You can’t beat our sense of timing here in West Virginia. In one respect, it has been perfect — in a catastrophic sense.

Children by the thousands are the innocent victims of the drug abuse crisis. Yet at a time when they need a certain kind of help the most, many in the Mountain State have turned their backs on the kids.

That didn’t happen here in the Northern Panhandle, thankfully — but it nearly did.

Children with only one parent at home, or those who, for one reason or another, have neither mother nor father living with them often need a good friend on whom to lean. Maybe it’s someone to help with homework, to take them to the zoo, to provide mature advice or to serve as a role model.

Here in West Virginia, drug abuse means far more children need that kind of help.

For more than a century, the Big Brothers Big Sisters organization has matched adult mentors (“bigs”) with children aged 5 and up (“littles”). The bigs, working with littles’ parents or guardians, can make important differences in children’s lives.

BBBS is just what some young victims of parents who succumbed to drug abuse need. But even as that becomes more obvious, it no longer is available to many Mountain State children — because adults where they live won’t pay a few dollars to keep BBBS alive.

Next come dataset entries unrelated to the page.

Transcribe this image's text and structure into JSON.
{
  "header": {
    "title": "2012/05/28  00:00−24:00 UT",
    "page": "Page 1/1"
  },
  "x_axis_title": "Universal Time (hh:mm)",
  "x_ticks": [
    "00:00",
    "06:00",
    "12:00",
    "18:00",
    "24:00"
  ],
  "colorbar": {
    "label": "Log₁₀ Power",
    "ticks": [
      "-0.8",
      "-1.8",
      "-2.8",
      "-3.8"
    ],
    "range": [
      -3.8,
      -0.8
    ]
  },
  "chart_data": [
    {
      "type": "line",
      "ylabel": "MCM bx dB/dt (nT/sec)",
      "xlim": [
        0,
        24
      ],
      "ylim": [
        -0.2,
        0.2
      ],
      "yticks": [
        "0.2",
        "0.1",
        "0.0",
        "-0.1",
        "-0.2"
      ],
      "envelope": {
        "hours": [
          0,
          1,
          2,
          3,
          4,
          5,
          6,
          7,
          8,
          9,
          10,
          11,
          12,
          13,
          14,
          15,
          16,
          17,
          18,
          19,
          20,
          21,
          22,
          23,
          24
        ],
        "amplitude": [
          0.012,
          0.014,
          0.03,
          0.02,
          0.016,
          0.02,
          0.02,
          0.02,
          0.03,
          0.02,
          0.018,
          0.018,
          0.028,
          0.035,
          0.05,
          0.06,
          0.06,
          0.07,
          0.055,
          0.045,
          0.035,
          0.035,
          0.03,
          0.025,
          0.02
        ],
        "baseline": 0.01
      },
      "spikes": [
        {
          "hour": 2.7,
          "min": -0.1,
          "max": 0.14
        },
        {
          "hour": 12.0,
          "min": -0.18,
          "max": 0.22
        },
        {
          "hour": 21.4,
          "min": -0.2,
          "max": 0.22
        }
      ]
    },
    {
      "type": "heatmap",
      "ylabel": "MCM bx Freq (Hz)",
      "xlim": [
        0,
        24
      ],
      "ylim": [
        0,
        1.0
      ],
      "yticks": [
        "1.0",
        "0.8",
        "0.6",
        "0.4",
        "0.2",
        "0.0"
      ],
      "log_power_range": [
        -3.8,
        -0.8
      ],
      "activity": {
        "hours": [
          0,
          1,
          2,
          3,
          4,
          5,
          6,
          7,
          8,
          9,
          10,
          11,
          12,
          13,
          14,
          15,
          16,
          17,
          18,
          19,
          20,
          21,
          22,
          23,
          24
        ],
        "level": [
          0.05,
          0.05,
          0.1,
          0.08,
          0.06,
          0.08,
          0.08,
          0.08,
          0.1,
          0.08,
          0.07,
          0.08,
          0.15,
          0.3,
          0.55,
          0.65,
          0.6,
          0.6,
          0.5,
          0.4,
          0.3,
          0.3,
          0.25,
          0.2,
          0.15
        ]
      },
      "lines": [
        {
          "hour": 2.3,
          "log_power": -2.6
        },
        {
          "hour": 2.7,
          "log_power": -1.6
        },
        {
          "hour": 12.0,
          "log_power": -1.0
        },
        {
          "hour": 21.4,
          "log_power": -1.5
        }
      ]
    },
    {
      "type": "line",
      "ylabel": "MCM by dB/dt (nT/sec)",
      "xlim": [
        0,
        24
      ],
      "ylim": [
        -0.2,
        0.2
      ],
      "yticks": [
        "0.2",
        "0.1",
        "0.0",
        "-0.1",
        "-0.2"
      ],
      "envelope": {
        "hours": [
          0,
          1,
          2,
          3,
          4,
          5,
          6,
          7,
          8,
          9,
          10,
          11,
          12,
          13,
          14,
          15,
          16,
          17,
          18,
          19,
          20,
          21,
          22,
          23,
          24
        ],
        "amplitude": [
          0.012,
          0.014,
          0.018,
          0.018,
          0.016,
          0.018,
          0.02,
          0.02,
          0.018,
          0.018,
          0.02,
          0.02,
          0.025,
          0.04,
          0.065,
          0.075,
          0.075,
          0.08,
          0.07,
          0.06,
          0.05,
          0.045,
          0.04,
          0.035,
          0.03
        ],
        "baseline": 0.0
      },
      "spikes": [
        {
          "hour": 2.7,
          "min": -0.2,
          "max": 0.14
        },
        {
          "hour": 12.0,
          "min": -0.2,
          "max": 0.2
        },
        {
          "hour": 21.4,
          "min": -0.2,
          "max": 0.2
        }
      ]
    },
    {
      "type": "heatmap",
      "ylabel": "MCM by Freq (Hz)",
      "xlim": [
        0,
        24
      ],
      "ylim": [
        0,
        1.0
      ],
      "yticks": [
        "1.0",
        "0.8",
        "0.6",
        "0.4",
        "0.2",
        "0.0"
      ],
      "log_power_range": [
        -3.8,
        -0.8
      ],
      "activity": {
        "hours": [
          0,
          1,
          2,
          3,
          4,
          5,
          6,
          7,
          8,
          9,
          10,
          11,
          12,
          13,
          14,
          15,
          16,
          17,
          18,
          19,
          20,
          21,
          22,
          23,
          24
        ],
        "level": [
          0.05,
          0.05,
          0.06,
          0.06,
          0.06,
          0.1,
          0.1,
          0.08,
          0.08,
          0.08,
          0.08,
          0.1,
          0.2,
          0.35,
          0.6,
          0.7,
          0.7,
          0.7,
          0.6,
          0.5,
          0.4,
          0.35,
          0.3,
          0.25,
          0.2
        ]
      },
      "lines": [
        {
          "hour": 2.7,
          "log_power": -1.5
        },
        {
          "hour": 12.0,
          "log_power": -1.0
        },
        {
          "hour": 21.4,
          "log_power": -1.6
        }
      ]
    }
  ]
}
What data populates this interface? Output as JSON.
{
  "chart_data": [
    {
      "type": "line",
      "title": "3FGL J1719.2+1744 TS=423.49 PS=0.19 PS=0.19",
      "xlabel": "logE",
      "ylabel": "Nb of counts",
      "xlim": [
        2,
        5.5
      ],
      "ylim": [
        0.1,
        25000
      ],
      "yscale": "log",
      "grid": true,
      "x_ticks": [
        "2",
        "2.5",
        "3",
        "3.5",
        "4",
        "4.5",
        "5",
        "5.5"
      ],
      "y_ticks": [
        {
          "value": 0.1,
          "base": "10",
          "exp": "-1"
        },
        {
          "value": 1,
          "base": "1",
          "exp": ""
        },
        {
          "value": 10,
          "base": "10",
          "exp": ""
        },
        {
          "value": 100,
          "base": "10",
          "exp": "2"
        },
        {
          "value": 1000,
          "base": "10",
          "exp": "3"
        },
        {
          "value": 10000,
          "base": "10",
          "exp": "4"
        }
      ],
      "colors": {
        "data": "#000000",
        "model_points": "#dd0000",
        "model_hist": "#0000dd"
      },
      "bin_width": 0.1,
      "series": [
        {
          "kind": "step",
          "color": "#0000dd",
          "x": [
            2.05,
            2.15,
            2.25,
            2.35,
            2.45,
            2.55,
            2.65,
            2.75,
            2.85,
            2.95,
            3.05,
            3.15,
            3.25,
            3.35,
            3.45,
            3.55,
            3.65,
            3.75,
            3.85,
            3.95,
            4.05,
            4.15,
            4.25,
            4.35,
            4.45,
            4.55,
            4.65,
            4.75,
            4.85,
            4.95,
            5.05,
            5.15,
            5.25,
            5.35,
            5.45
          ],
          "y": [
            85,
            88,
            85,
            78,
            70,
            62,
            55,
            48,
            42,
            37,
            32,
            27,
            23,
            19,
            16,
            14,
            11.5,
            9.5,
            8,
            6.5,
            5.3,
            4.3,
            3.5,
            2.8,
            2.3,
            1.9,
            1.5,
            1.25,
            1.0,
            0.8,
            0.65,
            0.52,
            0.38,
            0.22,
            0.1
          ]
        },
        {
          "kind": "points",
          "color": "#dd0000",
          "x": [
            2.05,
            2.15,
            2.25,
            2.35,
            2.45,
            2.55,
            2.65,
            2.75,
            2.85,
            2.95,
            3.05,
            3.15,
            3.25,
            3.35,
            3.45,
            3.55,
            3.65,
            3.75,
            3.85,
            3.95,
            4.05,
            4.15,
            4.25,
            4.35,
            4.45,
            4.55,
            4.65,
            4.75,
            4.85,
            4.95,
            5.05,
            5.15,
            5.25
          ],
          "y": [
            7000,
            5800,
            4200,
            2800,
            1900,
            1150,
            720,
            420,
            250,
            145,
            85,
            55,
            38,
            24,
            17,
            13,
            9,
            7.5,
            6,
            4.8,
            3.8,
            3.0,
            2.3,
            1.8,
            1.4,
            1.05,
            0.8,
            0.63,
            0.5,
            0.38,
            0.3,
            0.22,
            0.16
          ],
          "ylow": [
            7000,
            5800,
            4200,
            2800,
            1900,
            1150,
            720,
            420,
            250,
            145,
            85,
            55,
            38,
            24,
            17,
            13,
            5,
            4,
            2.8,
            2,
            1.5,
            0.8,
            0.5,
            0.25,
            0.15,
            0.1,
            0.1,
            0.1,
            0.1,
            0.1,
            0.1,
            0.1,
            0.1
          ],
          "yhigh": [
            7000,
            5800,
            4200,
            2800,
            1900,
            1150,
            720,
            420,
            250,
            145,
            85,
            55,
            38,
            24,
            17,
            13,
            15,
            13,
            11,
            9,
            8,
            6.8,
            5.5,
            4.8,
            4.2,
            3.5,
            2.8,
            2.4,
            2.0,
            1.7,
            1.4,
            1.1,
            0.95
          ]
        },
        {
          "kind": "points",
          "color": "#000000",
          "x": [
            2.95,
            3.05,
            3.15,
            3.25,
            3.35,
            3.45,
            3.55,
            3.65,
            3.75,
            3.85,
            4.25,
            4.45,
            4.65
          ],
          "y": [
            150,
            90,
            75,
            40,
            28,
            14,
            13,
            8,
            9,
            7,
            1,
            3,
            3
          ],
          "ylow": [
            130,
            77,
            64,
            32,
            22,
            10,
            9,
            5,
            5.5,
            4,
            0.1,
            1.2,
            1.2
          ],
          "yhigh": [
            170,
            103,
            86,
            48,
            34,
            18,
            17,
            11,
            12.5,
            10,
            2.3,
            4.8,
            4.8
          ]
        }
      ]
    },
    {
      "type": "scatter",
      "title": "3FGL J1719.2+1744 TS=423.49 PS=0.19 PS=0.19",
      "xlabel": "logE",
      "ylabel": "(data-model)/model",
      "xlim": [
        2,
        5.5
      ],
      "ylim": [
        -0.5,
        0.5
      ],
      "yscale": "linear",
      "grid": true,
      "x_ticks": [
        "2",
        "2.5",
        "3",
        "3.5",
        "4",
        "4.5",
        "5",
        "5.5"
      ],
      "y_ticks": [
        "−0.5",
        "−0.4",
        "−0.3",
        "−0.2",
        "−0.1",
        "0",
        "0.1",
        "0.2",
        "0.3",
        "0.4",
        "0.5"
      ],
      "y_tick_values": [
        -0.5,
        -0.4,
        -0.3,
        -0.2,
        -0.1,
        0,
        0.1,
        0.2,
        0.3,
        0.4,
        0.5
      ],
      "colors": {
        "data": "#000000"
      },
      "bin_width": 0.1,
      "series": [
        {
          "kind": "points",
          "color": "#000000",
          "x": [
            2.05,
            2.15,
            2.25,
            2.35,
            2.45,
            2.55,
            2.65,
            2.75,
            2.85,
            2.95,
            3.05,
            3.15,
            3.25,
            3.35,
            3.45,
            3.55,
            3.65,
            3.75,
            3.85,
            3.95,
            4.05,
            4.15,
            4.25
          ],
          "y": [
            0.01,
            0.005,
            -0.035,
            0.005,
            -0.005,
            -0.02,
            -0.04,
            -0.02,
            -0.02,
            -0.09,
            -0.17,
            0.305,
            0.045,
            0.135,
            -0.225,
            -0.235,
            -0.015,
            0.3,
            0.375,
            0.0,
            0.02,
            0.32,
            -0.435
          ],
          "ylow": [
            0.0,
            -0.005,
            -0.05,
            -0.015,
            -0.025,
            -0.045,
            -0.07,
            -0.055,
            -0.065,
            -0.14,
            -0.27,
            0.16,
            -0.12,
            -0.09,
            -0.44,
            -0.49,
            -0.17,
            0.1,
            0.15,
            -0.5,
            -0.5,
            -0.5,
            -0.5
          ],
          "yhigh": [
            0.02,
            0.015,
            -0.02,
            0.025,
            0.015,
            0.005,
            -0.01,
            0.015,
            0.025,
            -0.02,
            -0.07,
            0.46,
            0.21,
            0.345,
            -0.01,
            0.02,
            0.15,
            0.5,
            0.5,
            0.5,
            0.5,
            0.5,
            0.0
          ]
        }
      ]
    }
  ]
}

Big Brothers Big Sisters of South Central West Virginia formerly served children in Kanawha, Jackson, Putnam and Raleigh counties. The Raleigh County branch closed down last year because of financial problems.

Then, earlier this fall, the entire BBBS unit serving Kanawha, Jackson and Putnam counties shut down for the same reason.

There’s just one BBBS unit remaining in our state, in Huntington (though the Eastern Panhandle is served to some extent by a chapter in Hagerstown, Maryland).

Just when the number of children who need “bigs” is soaring, they will not be available in most of the state — because of a lack of money that, in the context of many fund drives for lesser purposes, is pitifully small.

BBBS shut down in Wheeling about three years ago, also because of money problems.

But two men — folks whose work for many years may meet at least some of the requirements for sainthood — did something about that. They are George Smoulder, then with the United Way of the Upper Ohio, and John Moses of Youth Services System in Wheeling. They got their heads together and a new organization, the Youth Mentoring Network, was established. It provides Big Brothers Big Sisters-style mentors for children.

The network, run by Connie Ball, isn’t in any immediate financial danger. It can always use contributions, of course.

It also can use more adults willing to be mentors — and Ball & company are always on the lookout for children who might benefit from the program. If you want more information, call her at 304-218-2857.

Thank heaven — and I don’t write that lightly — people in the Northern Panhandle and Huntington are still helping the kids.

Why, though, have so many others in West Virginia — people known for being concerned about children — let the youngsters down?

Come on, folks. You’re better than that. Little boys and girls need help. And you’re going to say no?